Des quotas pour l’emploi: le pour et le contre
13/12/11

Pour favoriser la diversité dans le monde du travail, les pays européens développent, en ordre dispersé, des politiques de quotas obligatoires de plus en plus contraignantes. Non sans résistance. Deux chercheurs liégeois, Annie Cornet et Christophe Cusumano (HEC/ULg) expliquent la politique des quotas en France et en Belgique, dans un article à paraître dans L’encyclopédie de la Diversité : regards croisés (1).

fauteuil roulant travailPour diverses raisons, certaines catégories de la population éprouvent des difficultés à accéder à l’emploi ou à des postes à responsabilités, en tout cas dans une proportion qui refléterait leur importance numérique dans la population totale. C’est pourquoi certains pays s’efforcent de corriger ces déséquilibres en instaurant des quotas pour promouvoir la diversité dans le milieu professionnel. Il n’existe, à cet égard, pas de modèle uniforme dans les pays européens, mais les auteurs ont concentré leur étude sur les dispositions réglementaires en Belgique et en France.

Mais, d’abord, qu’est ce qu’un quota? C‘est un objectif chiffré par la loi ou décidé par une organisation. Pour atteindre le quota désiré, les organisations peuvent entreprendre des actions positives, ciblées sur un groupe (femmes, hommes, jeunes, travailleurs âgés, personnes d’origine étrangère…) ou des discriminations positives, c’est-à-dire des mesures qui accordent un traitement préférentiel aux personnes appartenant à certains groupes jugés prioritaires. Les discriminations positives sont des mesures temporaires dont l’objectif est de réparer des discriminations passées et de procéder à un rattrapage en terme de représentativité des groupes cibles.

Certaines lois ne disent rien sur les procédures à appliquer pour atteindre les objectifs fixés, et donc sur le fait que le choix en faveur d’un représentant du groupe cible doit se faire –ou non- « à compétence égale » avec un autre candidat. D’autres lois obligent à recruter une personne appartenant au groupe cible, indépendamment de ses compétences, et ce pour assurer un rattrapage.
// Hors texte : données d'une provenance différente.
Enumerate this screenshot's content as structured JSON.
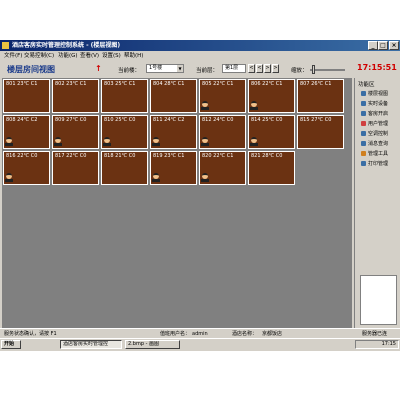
{
  "window": {
    "title": "酒店客房实时管理控制系统 - (楼层视图)",
    "title_buttons": [
      "_",
      "□",
      "×"
    ]
  },
  "menu": [
    "文件(F)",
    "交易控制(C)",
    "功能(G)",
    "查看(V)",
    "设置(S)",
    "帮助(H)"
  ],
  "toolbar": {
    "page_title": "楼层房间视图",
    "red_marker": "↑",
    "building_label": "当前楼：",
    "building_value": "1号楼",
    "floor_label": "当前层：",
    "floor_value": "第1层",
    "nav_buttons": [
      "<",
      "<",
      ">",
      ">"
    ],
    "zoom_label": "缩放：",
    "clock": "17:15:51"
  },
  "rooms": [
    {
      "label": "801  23℃ C1",
      "occupied": false
    },
    {
      "label": "802  23℃ C1",
      "occupied": false
    },
    {
      "label": "803  25℃ C1",
      "occupied": false
    },
    {
      "label": "804  28℃ C1",
      "occupied": false
    },
    {
      "label": "805  22℃ C1",
      "occupied": true
    },
    {
      "label": "806  22℃ C1",
      "occupied": true
    },
    {
      "label": "807  26℃ C1",
      "occupied": false
    },
    {
      "label": "808  24℃ C2",
      "occupied": true
    },
    {
      "label": "809  27℃ C0",
      "occupied": true
    },
    {
      "label": "810  25℃ C0",
      "occupied": true
    },
    {
      "label": "811  24℃ C2",
      "occupied": true
    },
    {
      "label": "812  24℃ C0",
      "occupied": true
    },
    {
      "label": "814  25℃ C0",
      "occupied": true
    },
    {
      "label": "815  27℃ C0",
      "occupied": false
    },
    {
      "label": "816  22℃ C0",
      "occupied": true
    },
    {
      "label": "817  22℃ C0",
      "occupied": false
    },
    {
      "label": "818  21℃ C0",
      "occupied": false
    },
    {
      "label": "819  23℃ C1",
      "occupied": true
    },
    {
      "label": "820  22℃ C1",
      "occupied": true
    },
    {
      "label": "821  28℃ C0",
      "occupied": false
    }
  ],
  "function_panel": {
    "title": "功能区",
    "items": [
      {
        "label": "楼层视图",
        "icon": "building-icon",
        "color": "#3a6ea5"
      },
      {
        "label": "实时设备",
        "icon": "device-icon",
        "color": "#3a6ea5"
      },
      {
        "label": "客房开启",
        "icon": "door-icon",
        "color": "#3a6ea5"
      },
      {
        "label": "用户管理",
        "icon": "user-icon",
        "color": "#d04040"
      },
      {
        "label": "空调控制",
        "icon": "aircon-icon",
        "color": "#3a6ea5"
      },
      {
        "label": "消息查询",
        "icon": "message-icon",
        "color": "#3a6ea5"
      },
      {
        "label": "管理工具",
        "icon": "tool-icon",
        "color": "#d08020"
      },
      {
        "label": "打印管理",
        "icon": "printer-icon",
        "color": "#3a6ea5"
      }
    ]
  },
  "status_bar": {
    "left": "服务状态确认，请按 F1",
    "user_label": "值班用户名：",
    "user_value": "admin",
    "location_label": "酒店名称：",
    "location_value": "京都饭店",
    "right": "服务器已连"
  },
  "taskbar": {
    "start": "开始",
    "tasks": [
      "酒店客房实时管理控",
      "2.bmp - 画图"
    ],
    "active_task_index": 0,
    "time": "17:15"
  },
  "colors": {
    "room_bg": "#6b3212",
    "grid_bg": "#808080",
    "title_gradient_start": "#0a246a",
    "clock": "#d00000"
  }
}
En France, il existe des quotas pour le handicap, l’égalité entre hommes et femmes dans les conseils d’administration et l’apprentissage. En Belgique, des quotas existent pour le handicap et pour l’égalité hommes – femmes dans les conseils d’administration. En revanche, ces deux pays n’ont pas de quotas en faveur d’autres publics cibles comme, par exemple, les personnes d’origine étrangère. Cela s’explique par le fait qu’il y est interdit de collecter des données sur l’origine, hormis une information sur la nationalité, contrairement à d’autres pays comme le Royaume-Uni ou les États-Unis.